In fact, you have to be an expert in C++ compiler internals just to be
able to understand and use it effectively.

[snip]

That's somewhat true, but if you write C++ code PROPERLY - i.e. make
sure you references are clean, resources released, and you aren't
leaving any hanging exceptions, what he is claiming is pretty much a
non-issue in the context of any OOP language.  A C++ compiler is no more
mysterious that any of the other OOP crap we are forced to endure. C++
code is simply not as robust as C.   You can mitigate a lot of the
annoyance;  like exceptions that cause premature exits - but you are
never really rid of it.

This is not what I meant.

The sentence above should read "you have to be an expert in C++ compiler internals just to be able to understand and use [the GTK/GObject type system] effectively". I'm referring to the fact that you have to construct GObject virtual call tables by hand, something which the C++ compiler does for you, and which a C++ programmer doesn't in fact need to care about (it being an internal implementation detail of the compiler's code generation). That is to say, to effectively use a C library you have to be more familiar with the internal details of C++ than most C++ programmers, and for absolutely zero benefit.

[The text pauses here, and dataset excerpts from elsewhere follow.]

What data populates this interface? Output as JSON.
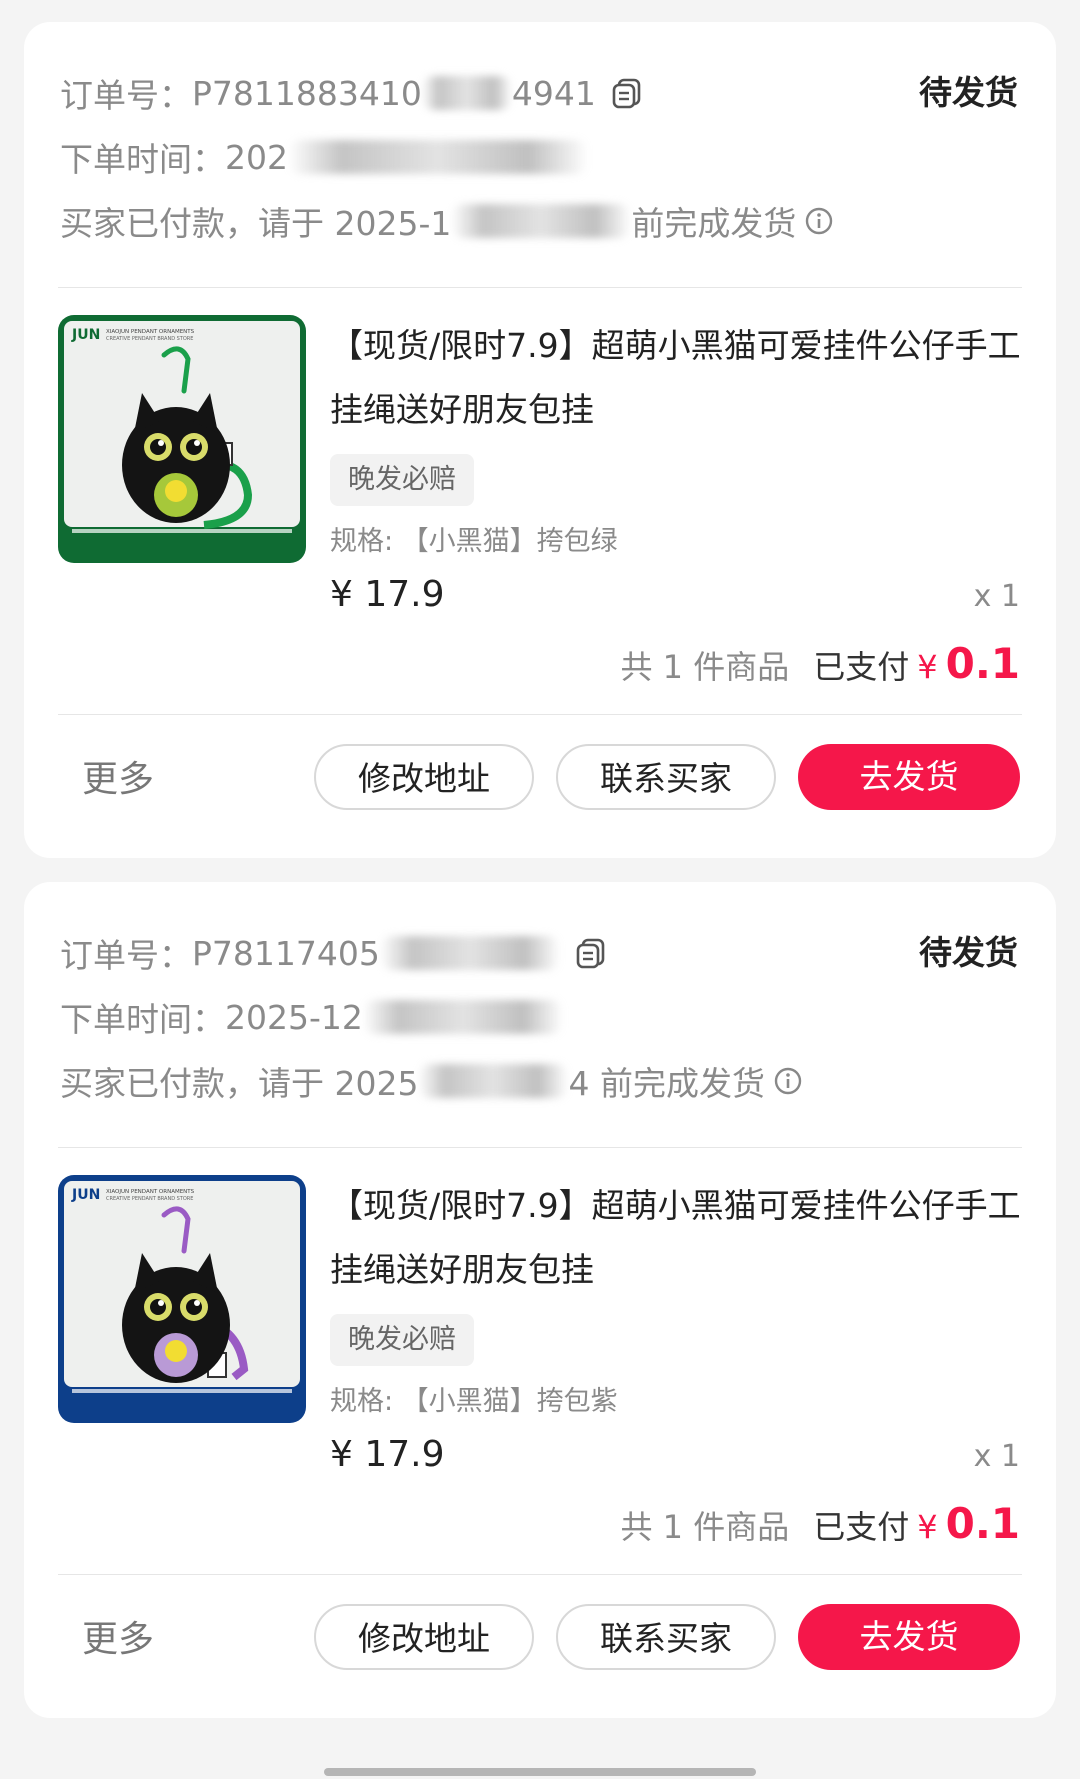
{
  "orders": [
    {
      "order_label": "订单号：",
      "order_no_visible_a": "P7811883410",
      "order_no_visible_b": "4941",
      "status": "待发货",
      "time_label": "下单时间：",
      "time_visible": "202",
      "deadline_prefix": "买家已付款，请于 2025-1",
      "deadline_suffix": "前完成发货",
      "product": {
        "title": "【现货/限时7.9】超萌小黑猫可爱挂件公仔手工挂绳送好朋友包挂",
        "tag": "晚发必赔",
        "spec": "规格: 【小黑猫】挎包绿",
        "price": "¥ 17.9",
        "qty": "x 1",
        "image_color": "#0f6b33",
        "strap_color": "#1aa04a"
      },
      "summary_count": "共 1 件商品",
      "summary_paid": "已支付",
      "summary_currency": "¥",
      "summary_amount": "0.1",
      "more": "更多",
      "btn_address": "修改地址",
      "btn_contact": "联系买家",
      "btn_ship": "去发货"
    },
    {
      "order_label": "订单号：",
      "order_no_visible_a": "P78117405",
      "order_no_visible_b": "",
      "status": "待发货",
      "time_label": "下单时间：",
      "time_visible": "2025-12",
      "deadline_prefix": "买家已付款，请于 2025",
      "deadline_suffix": "4 前完成发货",
      "product": {
        "title": "【现货/限时7.9】超萌小黑猫可爱挂件公仔手工挂绳送好朋友包挂",
        "tag": "晚发必赔",
        "spec": "规格: 【小黑猫】挎包紫",
        "price": "¥ 17.9",
        "qty": "x 1",
        "image_color": "#0d3f8a",
        "strap_color": "#9a5bc4"
      },
      "summary_count": "共 1 件商品",
      "summary_paid": "已支付",
      "summary_currency": "¥",
      "summary_amount": "0.1",
      "more": "更多",
      "btn_address": "修改地址",
      "btn_contact": "联系买家",
      "btn_ship": "去发货"
    }
  ],
  "image_text": {
    "brand": "JUN",
    "line1": "XIAOJUN PENDANT ORNAMENTS",
    "line2": "CREATIVE PENDANT BRAND STORE"
  },
  "colors": {
    "accent": "#f5174a",
    "text_muted": "#8a8a8a"
  }
}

I think a lot of GTK's problems could be solved if it were rewritten to
take advantage of C11, but I don't see that happening.  I doubt Gnome
has enough people willing to do it.

Honestly, I thought many years ago its only chance of a future was to move the implmentation into the GTKmm bindings and make that the primary implementation rather than a thin wrapper. But that's clearly not going to happen. The deficiencies of C and objects and polymorphism in C are at the root of why GTK+ has endemic quality and complexity problems, and why its use has become so vanishingly small. But the core developers are unwilling to acknowledge this reality.